Is it required that ROSI and/or PQAS be submitted with a labeler’s rebate payment?
Yes. The Centers for Medicare & Medicaid Services (CMS) requires that the Reconciliation of State Invoices (ROSI) and the Prior Quarter Adjustment Statement (PQAS) be included with every rebate payment. Without the ROSI and/or PQAS, the state will not be able to post your rebate payment. The data required on the forms is approved through the federal Office of Management and is mandated by CMS. It is also mandatory that drug manufacturers include ROSI and/or PQAS for any supplemental rebates paid.
Submit checks, ROSI, PQAS and other supporting documents to the DHCS Accounting address noted on your Invoice Cover Letters.
Department of Health Care Services
Attn: Medi-Cal Drug Rebate Accounts Receivable
1501 Capitol Ave Ste. 71.2001 MS 1101
Sacramento, CA 95814
In order to ensure that payments are processed correctly, it is necessary to consult your Invoice Cover Letter for account information. Separate payments are required for many of the programs.

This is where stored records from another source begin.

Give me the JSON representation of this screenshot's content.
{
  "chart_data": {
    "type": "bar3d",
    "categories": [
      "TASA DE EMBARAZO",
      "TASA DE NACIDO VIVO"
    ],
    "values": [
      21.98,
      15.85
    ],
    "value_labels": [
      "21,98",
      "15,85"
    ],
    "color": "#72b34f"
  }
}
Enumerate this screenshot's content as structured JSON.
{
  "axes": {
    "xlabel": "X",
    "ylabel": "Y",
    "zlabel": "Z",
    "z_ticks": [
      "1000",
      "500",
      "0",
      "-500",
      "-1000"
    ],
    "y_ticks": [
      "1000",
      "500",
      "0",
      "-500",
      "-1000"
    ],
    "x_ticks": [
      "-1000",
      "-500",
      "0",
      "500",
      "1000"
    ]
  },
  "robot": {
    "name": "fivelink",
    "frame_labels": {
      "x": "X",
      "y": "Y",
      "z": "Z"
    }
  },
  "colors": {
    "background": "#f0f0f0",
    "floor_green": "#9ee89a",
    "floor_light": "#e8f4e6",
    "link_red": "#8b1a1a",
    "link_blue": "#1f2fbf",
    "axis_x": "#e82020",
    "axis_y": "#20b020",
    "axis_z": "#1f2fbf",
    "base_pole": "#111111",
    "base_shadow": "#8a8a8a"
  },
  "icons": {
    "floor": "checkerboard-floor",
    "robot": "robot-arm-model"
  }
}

How many beneficiaries are enrolled in Medi-Cal managed care in California?
For managed care information, including enrollment data, visit the
Medi-Cal Managed Care webpage.
Does California require drug manufacturers to pay rebates on compound claims?
Yes. California’s claims processing system has been capturing the information necessary to rebate drug manufacturers for compound rebates since October 2003. To ensure compliance with federal requirements, drug manufacturers will be invoiced for compounds in 2014. Invoicing will be retroactive to 2003 when the claims processing system began capturing the data.